- Kommissionspräsident Juncker (rechts) ist schon designiert, Ratspräsident Tusk (links) wird wohl heute gewählt. Aber die EU hat noch viele weitere wichtige Ämter zu besetzen.
Als der EU-Ratspräsident
Herman Van Rompuy (CD&V/EVP) gestern Nachmittag in dem Gebäude
ankam, in dem der Europäische Rat heute über seinen Nachfolger und
über die neue Hohe Vertreterin für die Gemeinsame Außen- und
Sicherheitspolitik entscheiden will, begrüßte er die wartenden
Journalisten mit einem grinsenden „Itʼs
done!“ Später
wurde das dann von anderer Seite zwar wieder relativiert.

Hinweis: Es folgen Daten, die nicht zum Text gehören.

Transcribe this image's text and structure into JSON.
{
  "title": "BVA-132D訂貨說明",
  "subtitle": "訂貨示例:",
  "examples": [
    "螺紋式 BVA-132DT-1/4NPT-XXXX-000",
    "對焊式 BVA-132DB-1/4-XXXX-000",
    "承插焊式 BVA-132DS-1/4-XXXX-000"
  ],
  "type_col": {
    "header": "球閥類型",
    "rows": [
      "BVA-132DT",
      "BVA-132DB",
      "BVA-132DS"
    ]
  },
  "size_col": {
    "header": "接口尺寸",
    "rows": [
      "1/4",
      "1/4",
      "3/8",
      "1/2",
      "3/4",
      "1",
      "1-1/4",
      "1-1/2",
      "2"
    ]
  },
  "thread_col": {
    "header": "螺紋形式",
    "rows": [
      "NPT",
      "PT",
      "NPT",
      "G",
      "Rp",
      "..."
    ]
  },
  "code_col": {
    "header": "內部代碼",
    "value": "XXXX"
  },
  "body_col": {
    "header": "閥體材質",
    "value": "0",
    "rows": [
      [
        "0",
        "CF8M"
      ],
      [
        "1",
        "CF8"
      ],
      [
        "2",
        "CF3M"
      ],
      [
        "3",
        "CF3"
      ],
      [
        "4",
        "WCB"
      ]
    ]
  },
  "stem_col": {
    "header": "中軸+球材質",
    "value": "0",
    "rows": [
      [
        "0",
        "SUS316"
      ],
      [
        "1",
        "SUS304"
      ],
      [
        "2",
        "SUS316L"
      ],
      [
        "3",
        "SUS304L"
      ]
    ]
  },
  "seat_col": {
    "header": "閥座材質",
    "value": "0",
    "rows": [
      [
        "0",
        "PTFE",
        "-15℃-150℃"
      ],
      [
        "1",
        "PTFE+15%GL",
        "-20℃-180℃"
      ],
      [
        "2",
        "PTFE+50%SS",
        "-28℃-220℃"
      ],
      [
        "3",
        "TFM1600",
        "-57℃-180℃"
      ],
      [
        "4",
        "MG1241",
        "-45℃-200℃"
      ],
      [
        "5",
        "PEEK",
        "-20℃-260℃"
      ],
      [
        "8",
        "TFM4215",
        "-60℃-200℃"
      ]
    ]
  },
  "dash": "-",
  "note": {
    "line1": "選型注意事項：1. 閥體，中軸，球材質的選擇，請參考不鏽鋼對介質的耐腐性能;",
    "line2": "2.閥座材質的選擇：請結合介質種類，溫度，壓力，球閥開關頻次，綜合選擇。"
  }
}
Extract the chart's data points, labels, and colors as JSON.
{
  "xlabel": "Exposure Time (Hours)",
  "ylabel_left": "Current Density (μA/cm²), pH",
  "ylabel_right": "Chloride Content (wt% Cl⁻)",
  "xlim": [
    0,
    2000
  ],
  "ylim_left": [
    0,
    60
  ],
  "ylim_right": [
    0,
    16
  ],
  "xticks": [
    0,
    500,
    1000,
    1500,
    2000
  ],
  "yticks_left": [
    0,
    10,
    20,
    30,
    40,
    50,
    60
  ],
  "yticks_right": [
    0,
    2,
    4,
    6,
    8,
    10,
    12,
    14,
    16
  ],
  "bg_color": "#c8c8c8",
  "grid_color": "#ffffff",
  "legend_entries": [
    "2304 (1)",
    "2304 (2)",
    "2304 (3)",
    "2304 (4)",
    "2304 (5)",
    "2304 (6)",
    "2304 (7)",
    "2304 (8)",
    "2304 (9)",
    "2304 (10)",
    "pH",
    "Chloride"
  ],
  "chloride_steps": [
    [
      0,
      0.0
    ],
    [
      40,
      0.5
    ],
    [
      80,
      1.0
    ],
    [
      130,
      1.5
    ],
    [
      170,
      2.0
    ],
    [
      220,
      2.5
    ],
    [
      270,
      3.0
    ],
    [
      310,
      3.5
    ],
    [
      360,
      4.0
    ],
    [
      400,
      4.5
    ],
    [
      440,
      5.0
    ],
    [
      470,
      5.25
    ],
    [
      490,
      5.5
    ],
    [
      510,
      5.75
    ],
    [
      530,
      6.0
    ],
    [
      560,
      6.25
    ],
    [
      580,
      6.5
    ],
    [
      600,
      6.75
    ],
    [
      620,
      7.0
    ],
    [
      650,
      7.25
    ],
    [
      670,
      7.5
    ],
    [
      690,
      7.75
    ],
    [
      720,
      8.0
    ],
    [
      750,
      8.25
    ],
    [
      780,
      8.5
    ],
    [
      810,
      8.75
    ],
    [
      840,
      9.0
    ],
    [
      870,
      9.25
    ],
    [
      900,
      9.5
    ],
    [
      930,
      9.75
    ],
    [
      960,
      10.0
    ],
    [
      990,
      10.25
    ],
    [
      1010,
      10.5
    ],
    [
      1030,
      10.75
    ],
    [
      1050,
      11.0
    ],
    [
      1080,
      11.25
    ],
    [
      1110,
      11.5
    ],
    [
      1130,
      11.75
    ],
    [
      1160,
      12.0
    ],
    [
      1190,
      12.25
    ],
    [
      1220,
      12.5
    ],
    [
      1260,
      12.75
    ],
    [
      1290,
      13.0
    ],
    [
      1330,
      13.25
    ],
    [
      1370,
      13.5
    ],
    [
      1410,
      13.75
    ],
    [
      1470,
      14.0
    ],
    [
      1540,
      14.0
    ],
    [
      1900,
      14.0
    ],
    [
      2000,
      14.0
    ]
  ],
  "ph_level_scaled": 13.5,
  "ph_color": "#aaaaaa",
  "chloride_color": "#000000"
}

Insgesamt aber dürfte der Gipfel die Personalfrage doch recht
schnell erledigen: Nachdem die Vergabe der EU-Spitzenjobs im Juli
noch an
der komplizierten Machtarithmetik der Mitgliedstaaten gescheitert
war, zeichneten sich in den letzten Tagen zwei klare Favoriten ab
– nämlich der derzeitige polnische Premierminister Donald Tusk
(PO/EVP) für die Ratspräsidentschaft und die italienische
Außenministerin Federica Mogherini (PD/SPE) als Hohe Vertreterin.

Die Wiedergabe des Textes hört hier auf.